Publié le 06/11/2016 à 11h40
Philippe Renaud
En novembre 1991, le géant du cinéma américain loue une discrète propriété dans les bois, à Mézières-lez-Cléry, pour cacher sa fille, Cheyenne, recherchée par la justice. C’est là qu’elle a été interpellée par les policiers orléanais.
Cheyenne et Marlon Brando à leur arrivée au palais de justice d’Orléans.
La propriété cossue de « La Malvoisine », à laquelle on accède en empruntant un étroit sentier forestier, est tapie dans les bois. Bien à l’écart du bourg de Mézières-lez-Cléry, elle constitue une planque idéale, pour qui souhaite se soustraire à la justice, par exemple.
Précisément, voici quelques jours, Cheyenne Brando a fui une clinique du Vésinet (Yvelines) et fait faux bond à un juge d’instruction venu tout exprès de Tahiti pour l’interroger dans le cadre de l’assassinat de son mari, Dag Trollet. Depuis, la jeune femme, âgée seulement de 21 ans, s’est réfugiée à « La Malvoisine », en compagnie de son père, Marlon Brando.
Les policiers ont tôt fait de retrouver sa trace. Et le vendredi 15 novembre 1991, à 8 heures du matin, les inspecteurs de la police judiciaire d’Orléans font irruption à l’intérieur de la propriété louée par son père…

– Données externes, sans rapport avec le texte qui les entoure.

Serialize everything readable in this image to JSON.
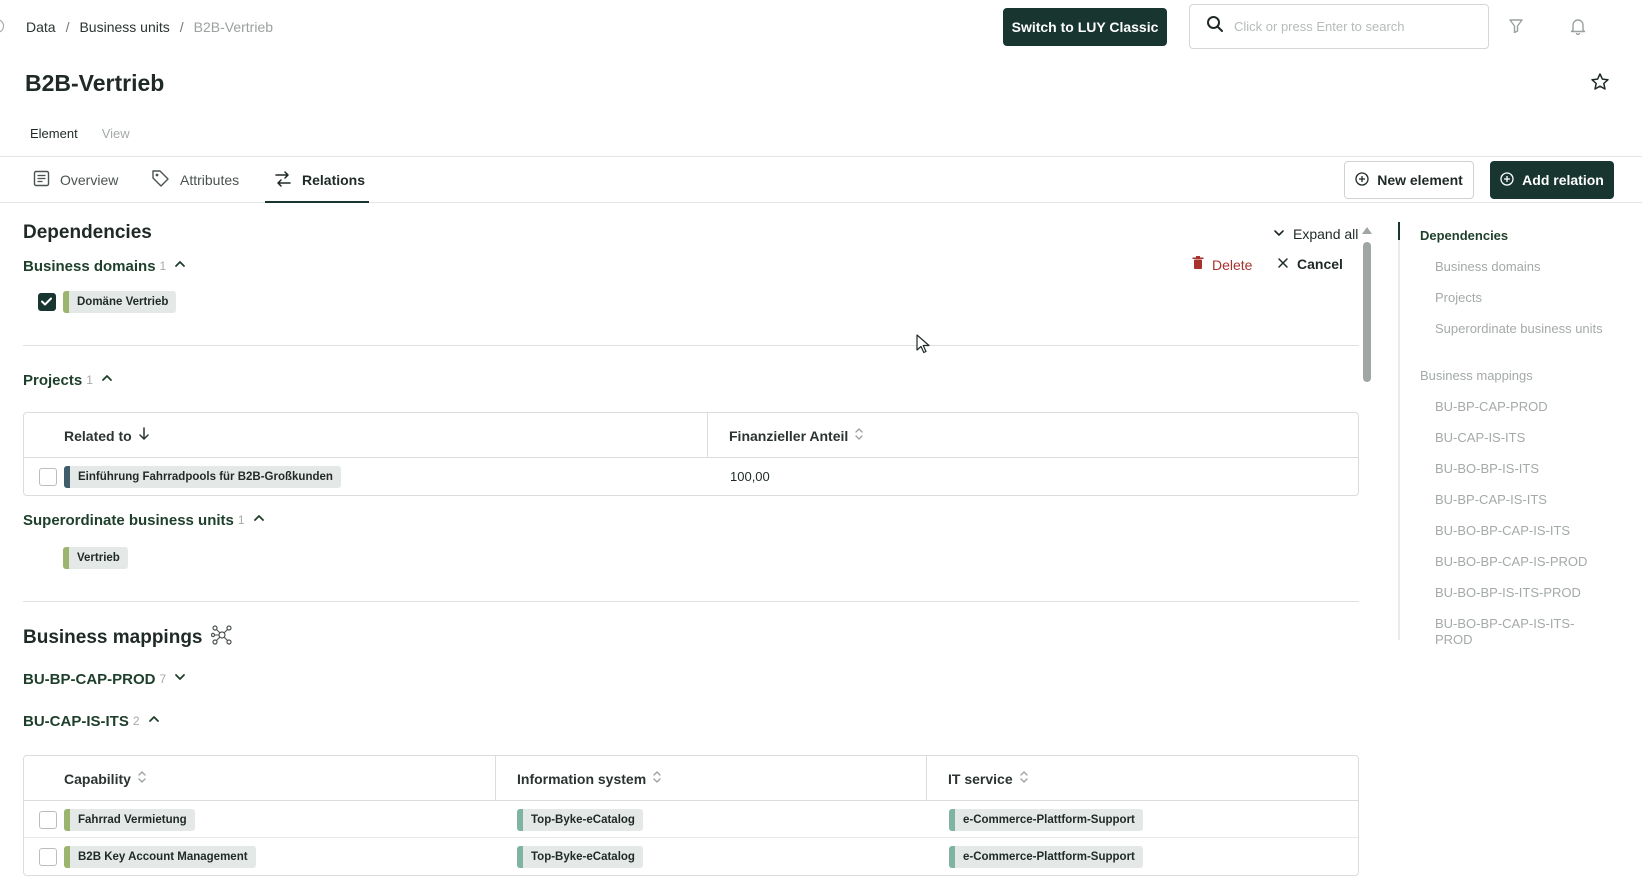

Un an et demi plus tôt, le 16 mai 1990 à Los Angeles, le demi-frère de Cheyenne, Christian Brando, a tué Dag Trollet d’une balle en plein cœur. Pour ces faits, il a été condamné par la justice américaine, le 28 février 1991, à dix ans de prison. Cependant, la famille de la victime a déposé plainte contre Cheyenne Brando devant le tribunal de Papeete où réside la jeune femme. Celle-ci était présente au moment du drame. Elle vu son demi-frère aller chercher l’arme du crime et s’est pourtant abstenue d’intervenir. Le magistrat instructeur, Max Gatti, l’a donc inculpée de complicité d’assassinat.
La Malvoisine, à Mézières-lez-Cléry, en plein coeur de la Sologne.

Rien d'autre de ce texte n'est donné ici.